The contributions, written by world-class researchers and scientists, elaborate on key research topics at the heart of effective human-machine-robot-systems integration. These topics include, for example, computational support for intelligence analyses; the challenge of verifying today’s and future autonomous systems; comparisons between today’s machines and autism; implications of human information interaction on artificial intelligence and errors; systems that reason; the autonomy of machines, robots, buildings; and hybrid teams, where hybrid reflects arbitrary combinations of humans, machines and robots.
The contributors span the field of autonomous systems research, ranging from industry and academia to government. Given the broad diversity of the research in this book, the editors strove to thoroughly examine the challenges and trends of systems that implement and exhibit AI; the social implications of present and future systems made autonomous with AI; systems with AI seeking to develop trusted relationships among humans, machines, and robots; and the effective human systems integration that must result for trust in these new systems and their applications to increase and to be sustained.
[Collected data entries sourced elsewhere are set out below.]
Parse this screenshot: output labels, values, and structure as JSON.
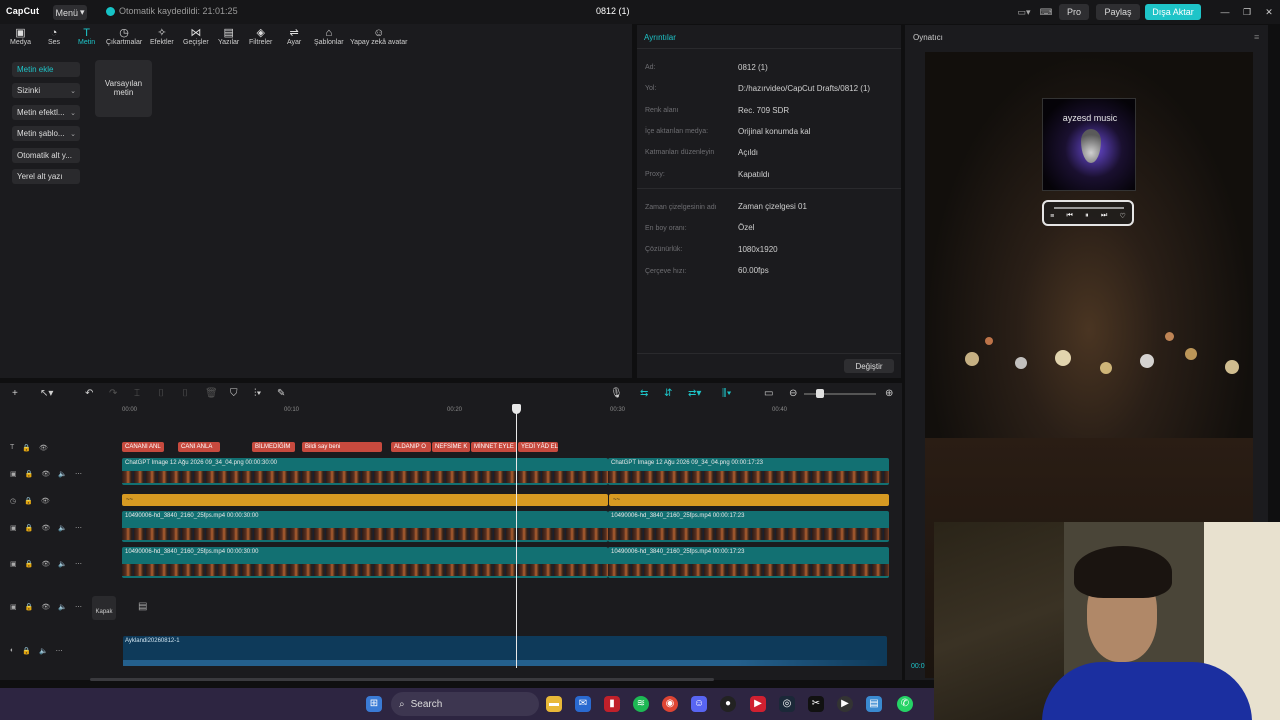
{
  "app": {
    "logo": "CapCut",
    "menu_label": "Menü",
    "autosave": "Otomatik kaydedildi: 21:01:25",
    "project_title": "0812 (1)",
    "pro_label": "Pro",
    "share_label": "Paylaş",
    "export_label": "Dışa Aktar"
  },
  "toolbar": [
    {
      "label": "Medya",
      "icon": "media-icon"
    },
    {
      "label": "Ses",
      "icon": "audio-icon"
    },
    {
      "label": "Metin",
      "icon": "text-icon"
    },
    {
      "label": "Çıkartmalar",
      "icon": "sticker-icon"
    },
    {
      "label": "Efektler",
      "icon": "effects-icon"
    },
    {
      "label": "Geçişler",
      "icon": "transitions-icon"
    },
    {
      "label": "Yazılar",
      "icon": "captions-icon"
    },
    {
      "label": "Filtreler",
      "icon": "filters-icon"
    },
    {
      "label": "Ayar",
      "icon": "adjust-icon"
    },
    {
      "label": "Şablonlar",
      "icon": "templates-icon"
    },
    {
      "label": "Yapay zekâ avatar",
      "icon": "avatar-icon"
    }
  ],
  "text_nav": [
    {
      "label": "Metin ekle"
    },
    {
      "label": "Sizinki"
    },
    {
      "label": "Metin efektl..."
    },
    {
      "label": "Metin şablo..."
    },
    {
      "label": "Otomatik alt y..."
    },
    {
      "label": "Yerel alt yazı"
    }
  ],
  "library": {
    "card_label": "Varsayılan metin"
  },
  "details": {
    "title": "Ayrıntılar",
    "rows": [
      {
        "label": "Ad:",
        "value": "0812 (1)"
      },
      {
        "label": "Yol:",
        "value": "D:/hazırvideo/CapCut Drafts/0812 (1)"
      },
      {
        "label": "Renk alanı",
        "value": "Rec. 709 SDR"
      },
      {
        "label": "İçe aktarılan medya:",
        "value": "Orijinal konumda kal"
      },
      {
        "label": "Katmanları düzenleyin",
        "value": "Açıldı"
      },
      {
        "label": "Proxy:",
        "value": "Kapatıldı"
      }
    ],
    "rows2": [
      {
        "label": "Zaman çizelgesinin adı",
        "value": "Zaman çizelgesi 01"
      },
      {
        "label": "En boy oranı:",
        "value": "Özel"
      },
      {
        "label": "Çözünürlük:",
        "value": "1080x1920"
      },
      {
        "label": "Çerçeve hızı:",
        "value": "60.00fps"
      }
    ],
    "change_button": "Değiştir"
  },
  "player": {
    "title": "Oynatıcı",
    "cover_text": "ayzesd music",
    "timecode": "00:0"
  },
  "timeline": {
    "ruler": [
      "00:00",
      "00:10",
      "00:20",
      "00:30",
      "00:40"
    ],
    "text_segments": [
      "CANANI ANL",
      "CANI ANLA",
      "BİLMEDİĞİM",
      "Bildi say beni",
      "ALDANIP O",
      "NEFSİME K",
      "MİNNET EYLE",
      "YEDİ YÂD EL"
    ],
    "video1": {
      "clip_a": "ChatGPT Image 12 Ağu 2026 09_34_04.png   00:00:30:00",
      "clip_b": "ChatGPT Image 12 Ağu 2026 09_34_04.png   00:00:17:23"
    },
    "yellow": {
      "a": "~~",
      "b": "~~"
    },
    "video2": {
      "clip_a": "10490006-hd_3840_2160_25fps.mp4   00:00:30:00",
      "clip_b": "10490006-hd_3840_2160_25fps.mp4   00:00:17:23"
    },
    "video3": {
      "clip_a": "10490006-hd_3840_2160_25fps.mp4   00:00:30:00",
      "clip_b": "10490006-hd_3840_2160_25fps.mp4   00:00:17:23"
    },
    "cover_label": "Kapak",
    "audio": "Ayklandi20260812-1"
  },
  "taskbar": {
    "search_placeholder": "Search"
  },
  "colors": {
    "accent": "#1ec4c8",
    "text_clip": "#c74a3e",
    "video_clip": "#127072",
    "effect_clip": "#d79a22",
    "audio_clip": "#0e3a5a"
  }
}
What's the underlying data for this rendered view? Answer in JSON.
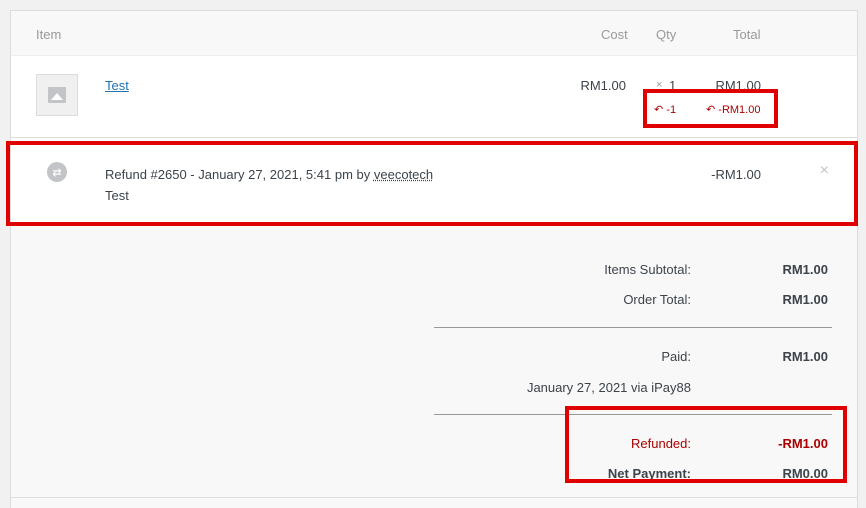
{
  "headers": {
    "item": "Item",
    "cost": "Cost",
    "qty": "Qty",
    "total": "Total"
  },
  "line_item": {
    "name": "Test",
    "cost": "RM1.00",
    "qty_symbol": "×",
    "qty": "1",
    "total": "RM1.00",
    "refunded_qty": "-1",
    "refunded_total": "-RM1.00",
    "thumbnail_icon": "image-placeholder-icon"
  },
  "refund": {
    "icon": "refund-icon",
    "title_prefix": "Refund #2650 - January 27, 2021, 5:41 pm by",
    "author": "veecotech",
    "note": "Test",
    "amount": "-RM1.00",
    "close_icon": "×"
  },
  "totals": {
    "items_subtotal_label": "Items Subtotal:",
    "items_subtotal": "RM1.00",
    "order_total_label": "Order Total:",
    "order_total": "RM1.00",
    "paid_label": "Paid:",
    "paid": "RM1.00",
    "paid_note": "January 27, 2021 via iPay88",
    "refunded_label": "Refunded:",
    "refunded": "-RM1.00",
    "net_payment_label": "Net Payment:",
    "net_payment": "RM0.00"
  },
  "colors": {
    "refund_red": "#aa0000",
    "highlight_red": "#e00000",
    "link_blue": "#2271b1"
  }
}
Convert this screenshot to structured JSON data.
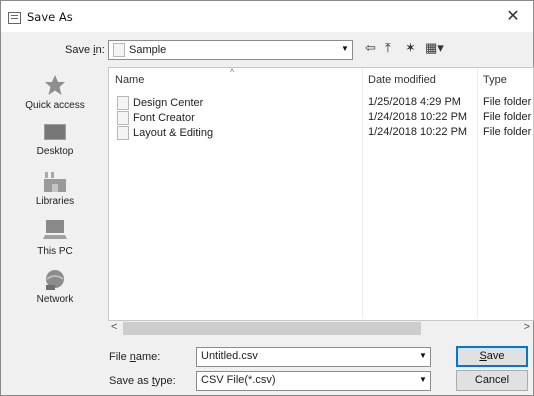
{
  "window": {
    "title": "Save As",
    "close_glyph": "✕"
  },
  "save_in": {
    "label_pre": "Save ",
    "label_key": "i",
    "label_post": "n:",
    "value": "Sample"
  },
  "toolbar": {
    "back_glyph": "⇦",
    "up_glyph": "⤒",
    "new_folder_glyph": "✶",
    "view_glyph": "▦▾"
  },
  "places": [
    {
      "label": "Quick access",
      "icon": "star-icon"
    },
    {
      "label": "Desktop",
      "icon": "desktop-icon"
    },
    {
      "label": "Libraries",
      "icon": "libraries-icon"
    },
    {
      "label": "This PC",
      "icon": "computer-icon"
    },
    {
      "label": "Network",
      "icon": "network-icon"
    }
  ],
  "list": {
    "columns": [
      "Name",
      "Date modified",
      "Type"
    ],
    "sort_glyph": "^",
    "rows": [
      {
        "name": "Design Center",
        "date": "1/25/2018 4:29 PM",
        "type": "File folder"
      },
      {
        "name": "Font Creator",
        "date": "1/24/2018 10:22 PM",
        "type": "File folder"
      },
      {
        "name": "Layout & Editing",
        "date": "1/24/2018 10:22 PM",
        "type": "File folder"
      }
    ]
  },
  "scroll": {
    "left_glyph": "<",
    "right_glyph": ">"
  },
  "file_name": {
    "label_pre": "File ",
    "label_key": "n",
    "label_post": "ame:",
    "value": "Untitled.csv"
  },
  "save_type": {
    "label_pre": "Save as ",
    "label_key": "t",
    "label_post": "ype:",
    "value": "CSV File(*.csv)"
  },
  "buttons": {
    "save_key": "S",
    "save_rest": "ave",
    "cancel": "Cancel"
  },
  "colors": {
    "accent": "#0078d7",
    "folder": "#e8c66a"
  }
}
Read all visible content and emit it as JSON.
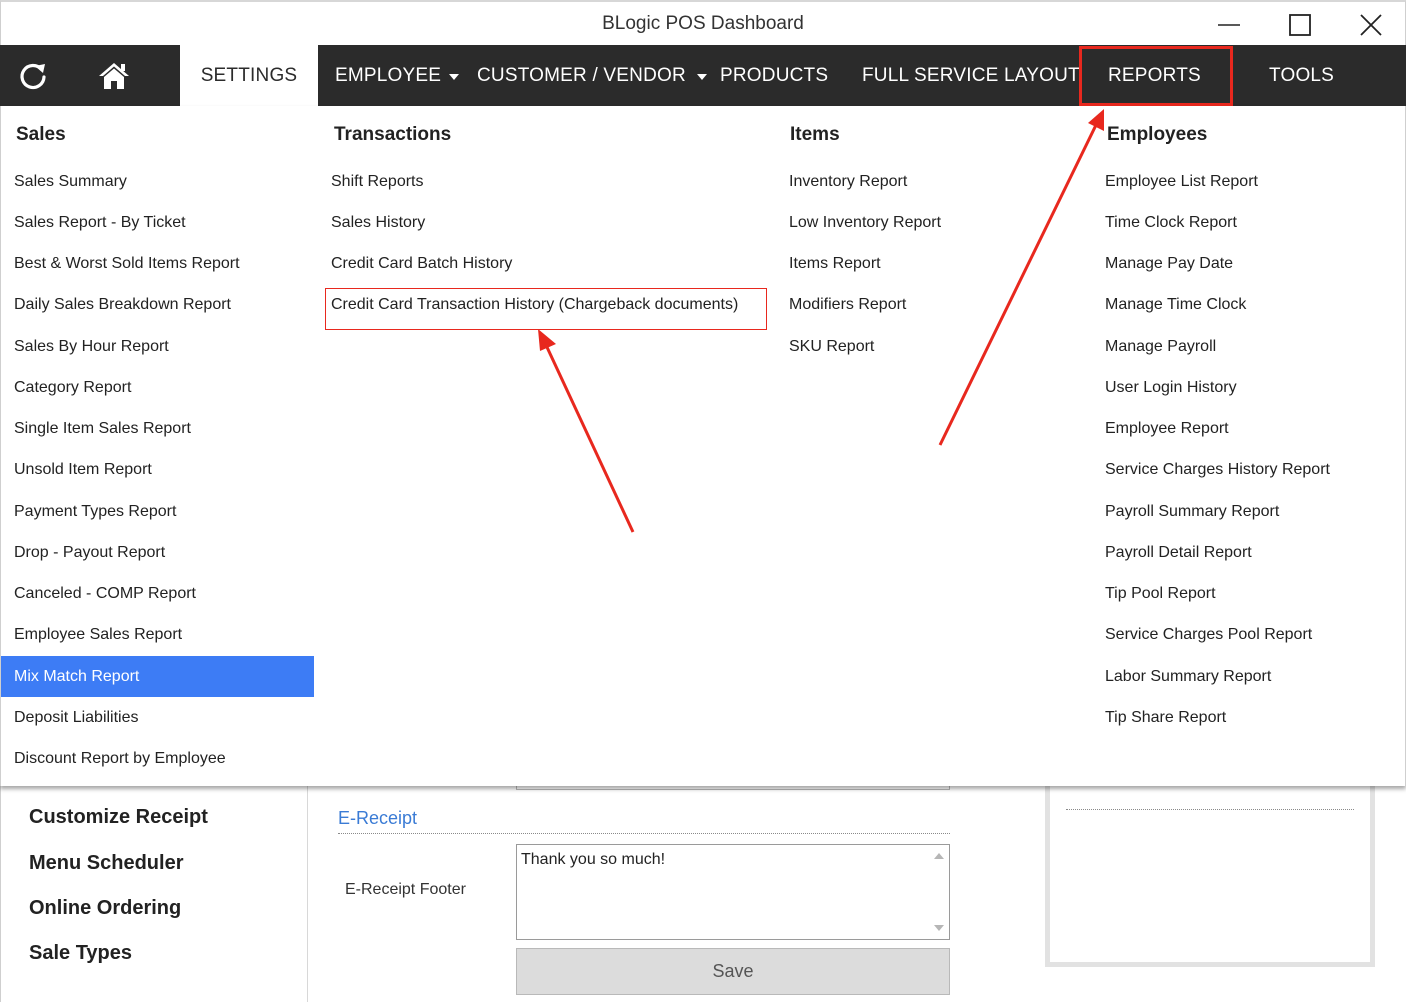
{
  "window": {
    "title": "BLogic POS Dashboard"
  },
  "nav": {
    "items": [
      {
        "label": "SETTINGS"
      },
      {
        "label": "EMPLOYEE"
      },
      {
        "label": "CUSTOMER / VENDOR"
      },
      {
        "label": "PRODUCTS"
      },
      {
        "label": "FULL SERVICE LAYOUT"
      },
      {
        "label": "REPORTS"
      },
      {
        "label": "TOOLS"
      }
    ]
  },
  "reports_menu": {
    "columns": [
      {
        "heading": "Sales",
        "items": [
          "Sales Summary",
          "Sales Report - By Ticket",
          "Best & Worst Sold Items Report",
          "Daily Sales Breakdown Report",
          "Sales By Hour Report",
          "Category Report",
          "Single Item Sales Report",
          "Unsold Item Report",
          "Payment Types Report",
          "Drop - Payout Report",
          "Canceled - COMP Report",
          "Employee Sales Report",
          "Mix Match Report",
          "Deposit Liabilities",
          "Discount Report by Employee"
        ]
      },
      {
        "heading": "Transactions",
        "items": [
          "Shift Reports",
          "Sales History",
          "Credit Card Batch History",
          "Credit Card Transaction History (Chargeback documents)"
        ]
      },
      {
        "heading": "Items",
        "items": [
          "Inventory Report",
          "Low Inventory Report",
          "Items Report",
          "Modifiers Report",
          "SKU Report"
        ]
      },
      {
        "heading": "Employees",
        "items": [
          "Employee List Report",
          "Time Clock Report",
          "Manage Pay Date",
          "Manage Time Clock",
          "Manage Payroll",
          "User Login History",
          "Employee Report",
          "Service Charges History Report",
          "Payroll Summary Report",
          "Payroll Detail Report",
          "Tip Pool Report",
          "Service Charges Pool Report",
          "Labor Summary Report",
          "Tip Share Report"
        ]
      }
    ]
  },
  "background_page": {
    "sidebar": [
      "Customize Receipt",
      "Menu Scheduler",
      "Online Ordering",
      "Sale Types"
    ],
    "section_title": "E-Receipt",
    "field_label": "E-Receipt Footer",
    "footer_value": "Thank you so much!",
    "save_label": "Save"
  },
  "colors": {
    "nav_bg": "#2b2b2b",
    "selected_item": "#3d7cf5",
    "annotation": "#e8281e",
    "section_link": "#3a7bd5"
  }
}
Contributing authors: Kevin Barry, Patrick Benavidez, Chris Berka, Joseph Coyne, Boris A. Galitsky, Peter Gerken, Sri Nikhil Gupta Gourisetti, Rachel Hingst, Ayanna Howard, Mo Jamshidi, W.F. Lawless, James Llinas, Jonathan Lwowski, Ranjeev Mittu, Ira S. Moskowitz, Michael Mylrea, Anna Parnis, John J. Prevost, Adrienne Raglin, Signe A. Redfield, Paul Robinette, Galina Rogova, Stephen Russell, Alicia Ruvinsky, Mae L. Seto, Sarah Sherwood, Ciara Sibley, Donald Sofge, Douglas Summers Stay, Maja Stikic, Catherine Tessier, Alan R. Wagner.